2 more KP polio cases take Pakistan’s 2024 tally to 52
by https://www.dawn.com/authors/157/app, APP · DAWN.COMTwo more polio cases were confirmed to be detected in Khyber Pakhtunkhwa’s Dera Ismail Khan on Friday, taking the country’s tally for the current year to 52.
Pakistan is one of the last two countries in the world, alongside Afghanistan, where polio remains endemic. Despite global efforts to eradicate the virus, challenges such as security issues, vaccine hesitancy, and misinformation have slowed progress.

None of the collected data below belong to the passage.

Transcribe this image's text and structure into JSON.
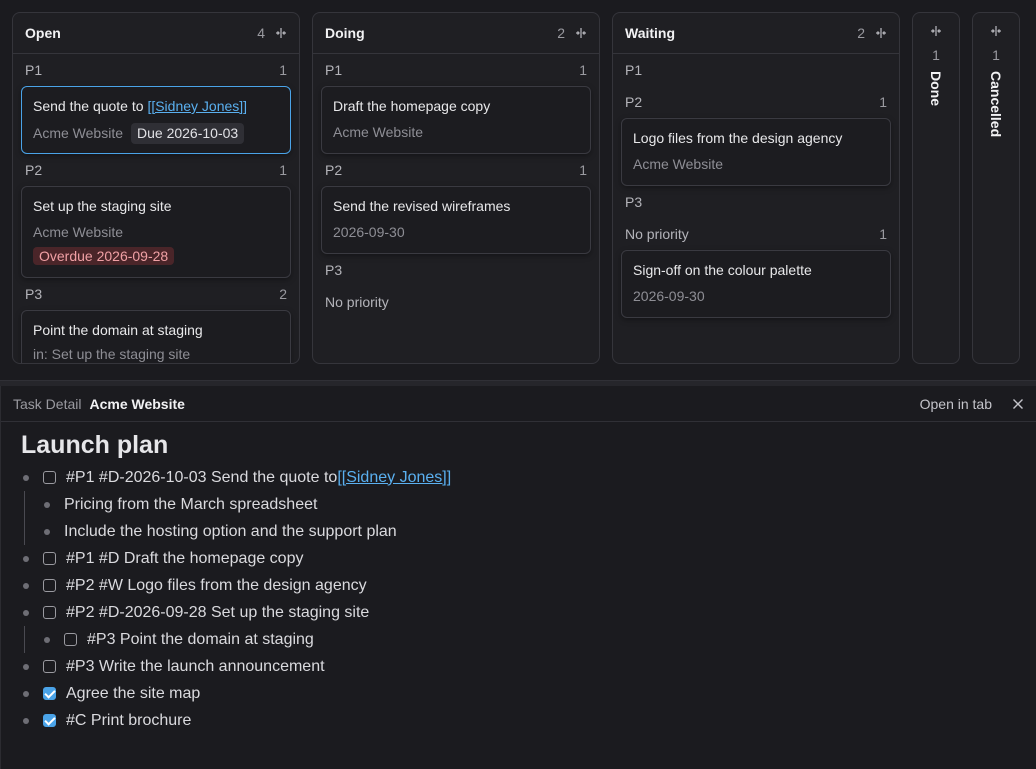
{
  "board": {
    "columns": [
      {
        "title": "Open",
        "count": "4",
        "groups": [
          {
            "label": "P1",
            "count": "1",
            "cards": [
              {
                "title_prefix": "Send the quote to ",
                "title_link": "[[Sidney Jones]]",
                "project": "Acme Website",
                "due": "Due 2026-10-03",
                "selected": true
              }
            ]
          },
          {
            "label": "P2",
            "count": "1",
            "cards": [
              {
                "title": "Set up the staging site",
                "project": "Acme Website",
                "overdue": "Overdue 2026-09-28"
              }
            ]
          },
          {
            "label": "P3",
            "count": "2",
            "cards": [
              {
                "title": "Point the domain at staging",
                "parent": "in: Set up the staging site"
              }
            ]
          }
        ]
      },
      {
        "title": "Doing",
        "count": "2",
        "groups": [
          {
            "label": "P1",
            "count": "1",
            "cards": [
              {
                "title": "Draft the homepage copy",
                "project": "Acme Website"
              }
            ]
          },
          {
            "label": "P2",
            "count": "1",
            "cards": [
              {
                "title": "Send the revised wireframes",
                "date": "2026-09-30"
              }
            ]
          },
          {
            "label": "P3",
            "count": ""
          },
          {
            "label": "No priority",
            "count": ""
          }
        ]
      },
      {
        "title": "Waiting",
        "count": "2",
        "groups": [
          {
            "label": "P1",
            "count": ""
          },
          {
            "label": "P2",
            "count": "1",
            "cards": [
              {
                "title": "Logo files from the design agency",
                "project": "Acme Website"
              }
            ]
          },
          {
            "label": "P3",
            "count": ""
          },
          {
            "label": "No priority",
            "count": "1",
            "cards": [
              {
                "title": "Sign-off on the colour palette",
                "date": "2026-09-30"
              }
            ]
          }
        ]
      },
      {
        "title": "Done",
        "count": "1"
      },
      {
        "title": "Cancelled",
        "count": "1"
      }
    ]
  },
  "detail": {
    "tab_label": "Task Detail",
    "tab_title": "Acme Website",
    "open_in_tab": "Open in tab",
    "doc_title": "Launch plan",
    "lines": [
      {
        "text": "#P1 #D-2026-10-03 Send the quote to ",
        "link": "[[Sidney Jones]]",
        "checkbox": true,
        "checked": false
      },
      {
        "text": "Pricing from the March spreadsheet"
      },
      {
        "text": "Include the hosting option and the support plan"
      },
      {
        "text": "#P1 #D Draft the homepage copy",
        "checkbox": true,
        "checked": false
      },
      {
        "text": "#P2 #W Logo files from the design agency",
        "checkbox": true,
        "checked": false
      },
      {
        "text": "#P2 #D-2026-09-28 Set up the staging site",
        "checkbox": true,
        "checked": false
      },
      {
        "text": "#P3 Point the domain at staging",
        "checkbox": true,
        "checked": false
      },
      {
        "text": "#P3 Write the launch announcement",
        "checkbox": true,
        "checked": false
      },
      {
        "text": "Agree the site map",
        "checkbox": true,
        "checked": true
      },
      {
        "text": "#C Print brochure",
        "checkbox": true,
        "checked": true
      }
    ]
  },
  "colors": {
    "accent": "#4aa3e8",
    "link": "#5ab0f0",
    "overdue_bg": "#4a2529",
    "overdue_text": "#f0a0a5"
  },
  "icons": {
    "collapse": "collapse-columns-icon",
    "close": "close-icon"
  }
}
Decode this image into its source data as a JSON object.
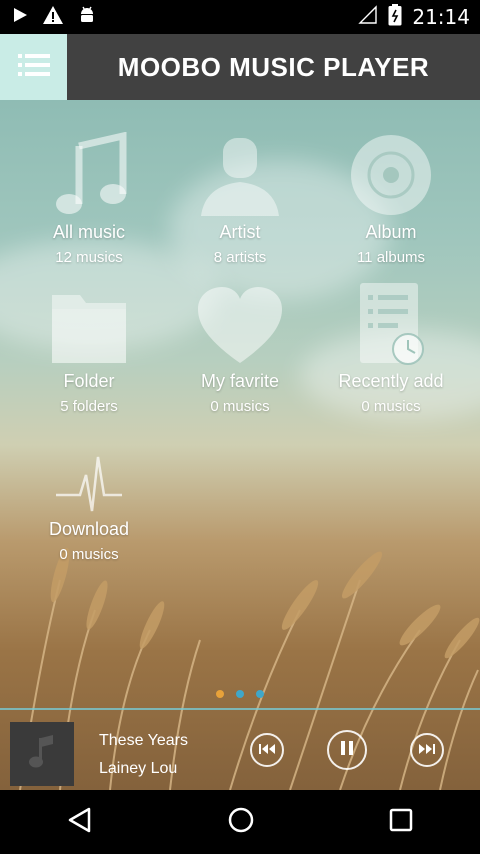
{
  "status_bar": {
    "time": "21:14",
    "left_icons": [
      "play-icon",
      "warning-icon",
      "android-icon"
    ],
    "right_icons": [
      "signal-icon",
      "battery-icon"
    ]
  },
  "header": {
    "title": "MOOBO MUSIC PLAYER",
    "menu_icon": "list-menu-icon",
    "accent": "#c9ece6"
  },
  "categories": [
    {
      "id": "all-music",
      "label": "All music",
      "count": "12 musics",
      "icon": "music-note-icon"
    },
    {
      "id": "artist",
      "label": "Artist",
      "count": "8 artists",
      "icon": "person-icon"
    },
    {
      "id": "album",
      "label": "Album",
      "count": "11 albums",
      "icon": "disc-icon"
    },
    {
      "id": "folder",
      "label": "Folder",
      "count": "5 folders",
      "icon": "folder-icon"
    },
    {
      "id": "favorite",
      "label": "My favrite",
      "count": "0 musics",
      "icon": "heart-icon"
    },
    {
      "id": "recently-add",
      "label": "Recently add",
      "count": "0 musics",
      "icon": "recent-list-icon"
    },
    {
      "id": "download",
      "label": "Download",
      "count": "0 musics",
      "icon": "pulse-icon"
    }
  ],
  "page_dots": {
    "count": 3,
    "active_index": 0,
    "colors": [
      "#e8a23a",
      "#3fa7c9",
      "#3fa7c9"
    ]
  },
  "now_playing": {
    "title": "These Years",
    "artist": "Lainey Lou",
    "controls": [
      "previous-icon",
      "pause-icon",
      "next-icon"
    ]
  },
  "nav_bar": [
    "back-icon",
    "home-icon",
    "recents-icon"
  ]
}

The Regional Reference Laboratory for Polio Eradication at Islamabad’s National Institutes of Health (NIH) confirmed the detection of two more wild poliovirus type 1 (WPV1) cases.
The lab confirmed the cases from DI Khan where a boy and a girl were affected.
It said genetic sequencing of the samples collected from the children was underway.
DI Khan, one of the seven polio-endemic districts of southern KP, has now reported five polio cases this year.
Of the 52 cases in the country this year, 24 are from Balochistan, 13 from Sindh, 13 from KP and one each from Punjab and Islamabad.
On Tuesday, the year’s 50th polio case was reported from KP’s Tank district.
Last week, the year’s 49th case was reported from Balochistan’s Jaffarabad district in a 15-month-old male child.
Earlier this month, health officials insisted that unvaccinated children were hindering the progress of the government’s fight against polio in KP.
They told Dawn that in the last door-to-door anti-polio campaign from October 28 to November 3, the vaccinators missed only 1.5 per cent of the targeted children in the province due to parental refusal or the children’s unavailability at home.
The officials said of the total of 6.38 million targeted children in 30 districts, 78,355 missed polio vaccines due to their absence from home during the anti-polio teams’ visit, while 17,479 didn’t receive the vaccine due to refusal or reluctance of their parents.
They said that the numbers were a cause of concern as the polio eradication programme was meant to inoculate all eligible populations to eliminate the vaccine-preventable childhood ailment.